An ordinance on the agenda for introduction at Tuesday night's Anchorage Assembly meeting seeks to put a change to the city charter before voters in April's municipal election. 

Following frustrations over parking enforcement downtown, a voter-initiated amendment added to the charter's Vehicle Code Enforcement Standards in 1997 restricted the enforcement of vehicle violations to sworn officers only.

"Vehicle violations" includes the hundreds of junk cars that are abandoned in Anchorage every year. According to the ordinance, APD tagged and arranged for 680 abandoned or junk vehicles to be removed in 2017. Last year, that number went up to 760. 

According to an ordinance submitted to the Anchorage Assembly, APD tagged and arranged for the removal of 680 junk and abandoned cars in 2017, and 760 in 2018.

Anchorage Towing recently acquired the contract to address the left-behind vehicles. Its owner said Tuesday he's moved more than 100 cars, motorcycles, and motorhomes in less than a month, and has leased a new two-acre lot to store them. 

The measure seeks to allow municipal code enforcement officers to assist with calls for junked and abandoned cars, which would free up APD officers to respond to more pressing crimes. 

The measure has support from Mayor Ethan Berkowitz's office, APD and the Anchorage Police Department Employees Association.  

"It's usually not a quick process. The officer going to the scene, sitting on the vehicle, that officer is out of service for 45 minutes, an hour, or whatever it may be while the tow company comes," said APD Sgt. Jeremy Conkling. "The officer does the necessary paperwork and documentation and then that vehicle is removed."

Conkling is also the president of APDEA. He sent a letter to Berkowitz and the Assembly, urging them to back the proposed ballot proposition. 

"There's certainly some higher law enforcement priorities that those officers could be doing during that time, where I think this change will enable us to better deploy our resources and ultimately serve the citizens of Anchorage better by increasing public safety," he said. 

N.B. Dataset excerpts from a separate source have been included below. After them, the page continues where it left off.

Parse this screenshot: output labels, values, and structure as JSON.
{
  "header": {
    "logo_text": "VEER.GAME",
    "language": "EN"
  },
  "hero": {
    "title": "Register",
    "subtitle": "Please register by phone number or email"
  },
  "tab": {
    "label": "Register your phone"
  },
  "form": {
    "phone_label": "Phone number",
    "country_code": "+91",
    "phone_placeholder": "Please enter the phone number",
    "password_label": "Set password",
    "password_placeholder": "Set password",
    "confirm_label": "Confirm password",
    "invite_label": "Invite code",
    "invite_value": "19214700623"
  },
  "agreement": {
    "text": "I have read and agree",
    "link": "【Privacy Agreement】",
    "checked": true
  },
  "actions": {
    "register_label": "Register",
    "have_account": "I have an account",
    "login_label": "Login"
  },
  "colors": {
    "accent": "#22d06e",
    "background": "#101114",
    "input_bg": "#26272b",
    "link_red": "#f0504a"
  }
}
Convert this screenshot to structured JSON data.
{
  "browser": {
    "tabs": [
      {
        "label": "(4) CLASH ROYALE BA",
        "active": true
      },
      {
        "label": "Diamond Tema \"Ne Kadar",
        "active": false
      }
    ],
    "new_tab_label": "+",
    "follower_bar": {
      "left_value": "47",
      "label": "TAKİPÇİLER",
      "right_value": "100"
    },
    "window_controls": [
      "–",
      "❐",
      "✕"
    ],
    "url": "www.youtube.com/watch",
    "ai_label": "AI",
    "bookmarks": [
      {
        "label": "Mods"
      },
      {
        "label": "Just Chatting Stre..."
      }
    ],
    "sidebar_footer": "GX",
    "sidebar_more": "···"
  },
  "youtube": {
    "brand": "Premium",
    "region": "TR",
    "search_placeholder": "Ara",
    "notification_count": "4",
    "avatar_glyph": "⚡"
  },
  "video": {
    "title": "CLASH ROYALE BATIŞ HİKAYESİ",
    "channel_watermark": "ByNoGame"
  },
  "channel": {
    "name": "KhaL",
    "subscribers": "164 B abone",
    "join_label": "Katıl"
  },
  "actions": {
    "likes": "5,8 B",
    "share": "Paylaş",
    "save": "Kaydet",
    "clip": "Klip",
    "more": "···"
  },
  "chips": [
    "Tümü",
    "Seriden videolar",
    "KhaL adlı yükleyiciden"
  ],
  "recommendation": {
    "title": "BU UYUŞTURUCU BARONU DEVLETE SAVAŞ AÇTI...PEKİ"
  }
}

A memo from the mayor's office says the towing costs for each year added up to more than $100,000 annually. 

According to a memo from the Mayor's Office, the costs of removing junk and abandoned vehicles totaled more than $100,000 in both 2017 and 2018.

"In addition to supplementing the Police Department's enforcement capabilities, the involvement of code enforcement in the enforcement of junk and abandoned vehicles is also likely to result in increased recovery of fines and incurred towing costs," the memo reads. 

Getting the issue on the ballot requires a two-thirds majority vote by the Assembly. Initial public testimony on the measure was set during Tuesday's meeting for Feb. 12.